Pendiri Moltbook, Matt Schlicht, secara terbuka mengakui bahwa dia tidak menulis kode untuk platform tersebut, melainkan mengandalkan AI untuk membuatnya. Ini menimbulkan kekhawatiran tentang keamanan platform yang dikembangkan melalui AI, karena mereka mungkin secara tidak sengaja menghasilkan bug yang dapat dieksploitasi. Meskipun Moltbook telah mengatasi kerentanan tersebut, insiden ini menjadi peringatan tentang risiko yang terkait dengan kode yang dihasilkan oleh AI.

Dalam berita keamanan lainnya, mode Lockdown Apple telah terbukti efektif dalam melindungi perangkat dari akses yang tidak sah. Selama penyelidikan FBI terhadap dugaan kebocoran oleh kontraktor federal, upaya agensi tersebut untuk mengakses iPhone reporter Washington Post, Hannah Natanson, terhalang oleh fitur ini. Mode Lockdown mencegah koneksi ke perangkat periferal dan alat forensik kecuali perangkat tersebut dibuka kuncinya, menyoroti pentingnya dalam melindungi informasi pribadi.
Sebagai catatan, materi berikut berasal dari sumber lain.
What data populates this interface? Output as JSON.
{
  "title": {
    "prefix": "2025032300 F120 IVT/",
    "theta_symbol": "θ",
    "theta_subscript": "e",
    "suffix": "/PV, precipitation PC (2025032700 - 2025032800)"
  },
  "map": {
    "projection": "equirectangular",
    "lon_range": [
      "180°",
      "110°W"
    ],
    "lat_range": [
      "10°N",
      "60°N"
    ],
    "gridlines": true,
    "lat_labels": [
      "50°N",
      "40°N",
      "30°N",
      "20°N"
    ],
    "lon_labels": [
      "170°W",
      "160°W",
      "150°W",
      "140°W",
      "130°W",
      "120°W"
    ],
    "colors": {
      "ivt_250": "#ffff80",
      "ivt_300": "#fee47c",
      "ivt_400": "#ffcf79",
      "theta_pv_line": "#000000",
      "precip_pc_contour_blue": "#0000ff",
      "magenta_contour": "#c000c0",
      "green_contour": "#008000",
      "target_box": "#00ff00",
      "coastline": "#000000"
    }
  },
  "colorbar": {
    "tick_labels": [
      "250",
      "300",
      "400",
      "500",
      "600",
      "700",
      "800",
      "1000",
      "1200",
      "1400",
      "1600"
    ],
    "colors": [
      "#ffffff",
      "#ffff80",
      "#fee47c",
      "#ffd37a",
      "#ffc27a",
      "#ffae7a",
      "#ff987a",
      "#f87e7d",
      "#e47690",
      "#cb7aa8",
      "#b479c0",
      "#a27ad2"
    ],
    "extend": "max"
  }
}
Selain itu, layanan Starlink milik Elon Musk telah memainkan peran penting dalam konflik yang sedang berlangsung di Ukraina. Baru-baru ini, Starlink menonaktifkan akses militer Rusia ke internet satelitnya, mengakibatkan pemadaman komunikasi yang signifikan bagi pasukan di garis depan. Tindakan ini mengikuti permintaan dari menteri pertahanan Ukraina, menunjukkan responsivitas Starlink terhadap kebutuhan Ukraina dalam mempertahankan diri dari agresi Rusia.

Terakhir, Komando Siber AS melaksanakan serangan siber untuk mengganggu sistem pertahanan rudal udara Iran selama operasi militer tahun lalu. Strategi digital ini bertujuan untuk mencegah Iran meluncurkan rudal ke pesawat Amerika, menunjukkan ketergantungan yang semakin meningkat pada perang siber dalam keterlibatan militer modern. Seorang juru bicara Komando Siber menekankan kesiapan mereka untuk mendukung operasi sesuai arahan kepemimpinan nasional.